Una vez dentro, nos topamos con varios escalones individuales, algo típico de las iglesias, que conseguíamos superar sin grandes dificultades, a pesar de lo sencillo y barato que resultaría poner una rampa a un lado. El verdadero problema vino en la salida.

Todo lo que sube, baja, y en la salida no había guardias de seguridad mandando callar ni abriendo bolsos, y dado que ningún turista parecía muy dispuesto a ayudarnos, tuvimos que bajar nosotras la silla, con su respectiva persona encima, y bajo el riesgo de caer todas escaleras abajo. El constante flujo de turistas y las cintas de seguridad nos impedían acceder a los guardias de arriba, los que pedían silencio, a pesar de lo cerca que estaban. Estoy bastante segura de que, si hubiéramos intentado cruzar para llamar su atención y pedirles ayuda, nos habrían echado por salirnos de su ruta establecida antes de siquiera escucharnos.

Poco a poco fuimos bajando. Cuando nos faltaban unas cinco escaleras, el guardia del principio nos preguntó, desde la distancia y mirándonos con mala cara, si necesitábamos ayuda.

Ya no. Ahora que lo hemos conseguido nosotras solas y jugándonos el tipo, ya no.

Aparte de la deficiencia de las instalaciones para las personas de movilidad reducida, lo que más me preocupa de aquella gente (tanto los guardias como los turistas que nos miraban por encima del hombro) es esa especie de superioridad con la que nos trataban.  

Estaban convirtiendo aquello en nuestra responsabilidad. Como si fuera una cosa nuestra subir y bajar por los medios disponibles. Como si la chica de la silla de ruedas tuviera de algún modo la culpa de algo y tuviera que buscarse la vida en un mundo que pide a los peces trepar árboles. Como si ser su amiga implicase rechazar subir a monumentos sin ascensor o rampa y, de hacerlo, jugárnosla subiéndola nosotras a pulso. Nuestra culpa y nuestra responsabilidad.

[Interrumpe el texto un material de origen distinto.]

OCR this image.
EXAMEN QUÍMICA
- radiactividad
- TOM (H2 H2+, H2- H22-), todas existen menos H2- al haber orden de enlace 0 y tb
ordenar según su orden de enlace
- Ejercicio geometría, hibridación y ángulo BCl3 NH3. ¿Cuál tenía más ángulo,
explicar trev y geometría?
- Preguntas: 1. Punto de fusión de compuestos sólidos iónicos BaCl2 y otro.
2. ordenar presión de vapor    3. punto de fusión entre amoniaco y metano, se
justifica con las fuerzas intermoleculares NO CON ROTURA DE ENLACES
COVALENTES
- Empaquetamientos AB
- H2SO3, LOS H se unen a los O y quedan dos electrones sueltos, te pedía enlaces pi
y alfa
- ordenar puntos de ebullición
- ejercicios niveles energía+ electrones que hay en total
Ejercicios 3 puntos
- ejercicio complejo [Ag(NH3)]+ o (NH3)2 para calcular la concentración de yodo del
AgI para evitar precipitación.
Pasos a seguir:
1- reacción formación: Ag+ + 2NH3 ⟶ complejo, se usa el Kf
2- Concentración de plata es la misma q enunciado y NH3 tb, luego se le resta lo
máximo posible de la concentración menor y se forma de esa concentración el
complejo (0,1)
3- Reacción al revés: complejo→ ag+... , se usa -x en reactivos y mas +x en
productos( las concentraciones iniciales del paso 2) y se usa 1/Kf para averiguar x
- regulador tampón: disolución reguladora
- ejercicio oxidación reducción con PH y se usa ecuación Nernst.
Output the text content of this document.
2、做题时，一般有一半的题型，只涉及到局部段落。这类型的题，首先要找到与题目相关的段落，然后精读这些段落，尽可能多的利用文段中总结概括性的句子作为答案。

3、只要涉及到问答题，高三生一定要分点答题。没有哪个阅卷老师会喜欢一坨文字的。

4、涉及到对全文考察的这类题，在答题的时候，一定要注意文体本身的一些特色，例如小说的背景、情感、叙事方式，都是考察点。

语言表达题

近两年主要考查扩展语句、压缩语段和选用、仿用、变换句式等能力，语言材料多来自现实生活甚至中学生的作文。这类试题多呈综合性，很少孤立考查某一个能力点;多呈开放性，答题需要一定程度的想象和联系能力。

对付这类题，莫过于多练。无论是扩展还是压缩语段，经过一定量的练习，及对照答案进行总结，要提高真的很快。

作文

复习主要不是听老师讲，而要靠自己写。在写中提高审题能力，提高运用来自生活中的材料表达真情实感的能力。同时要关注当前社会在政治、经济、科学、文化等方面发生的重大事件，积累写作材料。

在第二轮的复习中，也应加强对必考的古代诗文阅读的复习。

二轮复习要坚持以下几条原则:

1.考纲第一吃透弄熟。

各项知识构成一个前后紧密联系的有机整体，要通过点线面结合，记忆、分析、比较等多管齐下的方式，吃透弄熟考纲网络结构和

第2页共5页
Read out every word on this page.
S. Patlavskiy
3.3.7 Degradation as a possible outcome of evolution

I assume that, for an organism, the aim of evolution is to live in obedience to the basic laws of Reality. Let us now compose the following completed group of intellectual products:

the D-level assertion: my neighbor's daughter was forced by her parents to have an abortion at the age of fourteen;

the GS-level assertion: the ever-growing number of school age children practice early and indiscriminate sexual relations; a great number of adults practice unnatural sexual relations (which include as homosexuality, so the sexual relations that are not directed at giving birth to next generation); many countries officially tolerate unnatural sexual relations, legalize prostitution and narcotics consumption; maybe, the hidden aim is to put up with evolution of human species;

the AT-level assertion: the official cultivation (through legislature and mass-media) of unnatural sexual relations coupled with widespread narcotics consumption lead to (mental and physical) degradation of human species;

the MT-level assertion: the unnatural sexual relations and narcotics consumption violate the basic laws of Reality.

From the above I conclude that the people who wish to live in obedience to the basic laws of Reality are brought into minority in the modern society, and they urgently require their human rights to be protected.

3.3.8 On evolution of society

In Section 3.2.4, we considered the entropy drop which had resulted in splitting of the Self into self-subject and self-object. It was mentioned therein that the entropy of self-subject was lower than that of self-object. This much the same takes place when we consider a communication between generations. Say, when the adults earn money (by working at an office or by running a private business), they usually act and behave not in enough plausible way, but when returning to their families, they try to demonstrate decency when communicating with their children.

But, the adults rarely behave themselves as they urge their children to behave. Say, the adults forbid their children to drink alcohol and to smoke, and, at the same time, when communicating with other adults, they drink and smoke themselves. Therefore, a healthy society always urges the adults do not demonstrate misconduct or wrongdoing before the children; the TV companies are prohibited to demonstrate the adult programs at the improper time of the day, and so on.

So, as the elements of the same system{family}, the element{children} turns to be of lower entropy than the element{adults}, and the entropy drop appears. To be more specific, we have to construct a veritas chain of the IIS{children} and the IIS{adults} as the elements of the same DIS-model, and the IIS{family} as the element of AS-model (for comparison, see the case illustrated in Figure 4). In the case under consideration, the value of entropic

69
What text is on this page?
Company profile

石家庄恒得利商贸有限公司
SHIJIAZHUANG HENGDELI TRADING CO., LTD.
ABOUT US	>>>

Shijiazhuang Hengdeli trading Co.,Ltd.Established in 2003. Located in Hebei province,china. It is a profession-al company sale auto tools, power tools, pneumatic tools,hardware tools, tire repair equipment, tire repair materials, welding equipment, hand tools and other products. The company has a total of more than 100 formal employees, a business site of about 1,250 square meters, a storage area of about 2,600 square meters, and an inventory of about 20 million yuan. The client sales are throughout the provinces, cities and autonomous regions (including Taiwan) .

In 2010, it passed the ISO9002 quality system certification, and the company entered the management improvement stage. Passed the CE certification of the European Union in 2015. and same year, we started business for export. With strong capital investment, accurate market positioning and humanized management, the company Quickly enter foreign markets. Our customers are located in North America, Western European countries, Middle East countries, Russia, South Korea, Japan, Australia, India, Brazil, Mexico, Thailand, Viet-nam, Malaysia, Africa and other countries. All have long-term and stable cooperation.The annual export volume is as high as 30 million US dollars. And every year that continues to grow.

Esto habría quedado en una mera anécdota sobre la escasez de recursos, pero el problema va más allá, porque había recursos. Había, como mínimo, tres guardias en la parte de abajo de las escaleras y cuatro en la puerta de la iglesia mandando callar.

Lo cual me lleva a pensar en su trabajo, el de guardias de seguridad.

¿Seguridad es abrir las mochilas de los turistas para ver que no llevan, no sé, una bomba, porque un cuchillo podría pasar perfectamente desapercibido? ¿Seguridad es separar a un grupo porque una de las personas es de movilidad reducida y las demás no? ¿Seguridad es tener a cuatro personas cuyo único trabajo es pedir silencio en la puerta para evitar, yo qué sé, la ira de un dios ofendido porque tengamos voz? ¿Seguridad es dejar que dos adolescentes bajen a una persona en silla de ruedas durante el medio centenar de escaleras bajo la atenta mirada de decenas de turistas que parecen no haber visto una silla de ruedas en su vida y, obviamente, ni se les pasa por la cabeza ayudar?

La probabilidad real de un atentado terrorista en aquella iglesia era casi nula. La probabilidad de que nosotras tuvieramos algún accidente bajando la silla de ruedas era tan alta que todavía me sorprende que no nos ocurriera allí ni en la decena de veces que tuvimos que hacer exactamente lo mismo para subir al autobús, cruzar la carretera, bajar al metro y entrar en todo tipo de edificios y monumentos. Pero los ascensores siguen eternamente estropeados y es más importante abrir mochilas aleatorias y pedir silencio a coro que evitar una caída probable y peligrosa.

Entiendo que Francia ha sufrido bastantes atentados terroristas en los últimos años. Entiendo que implementen medidas de seguridad más restrictivas. Algunas me parecen absurdas, como registrar las mochilas en las entradas de los centros comerciales, pues en París hay tanta gente dentro como fuera de ellos, y no van a poner controles por la calle. Aunque visto lo visto, tampoco sería de extrañar que acabasen haciéndolo.  

Las amenazas se construyen. Se construyen en los discursos políticos xenófobos que culpan a los refugiados de la austeridad que imponen hombres trajeados. En los dirigentes que nos convencen de que el terrorismo puede acabar con la democracia y para, según dicen, luchar contra él, promulgan leyes mordaza muy poco democráticas y que más que acabar con el terrorismo acaban con la libertad. Las amenazas se construyen describiendo al «otro» enemigo, que puede ser de etnia, religión, género, orientación sexual... Y muchas veces las amenazas se construyen contra el propio sentido común.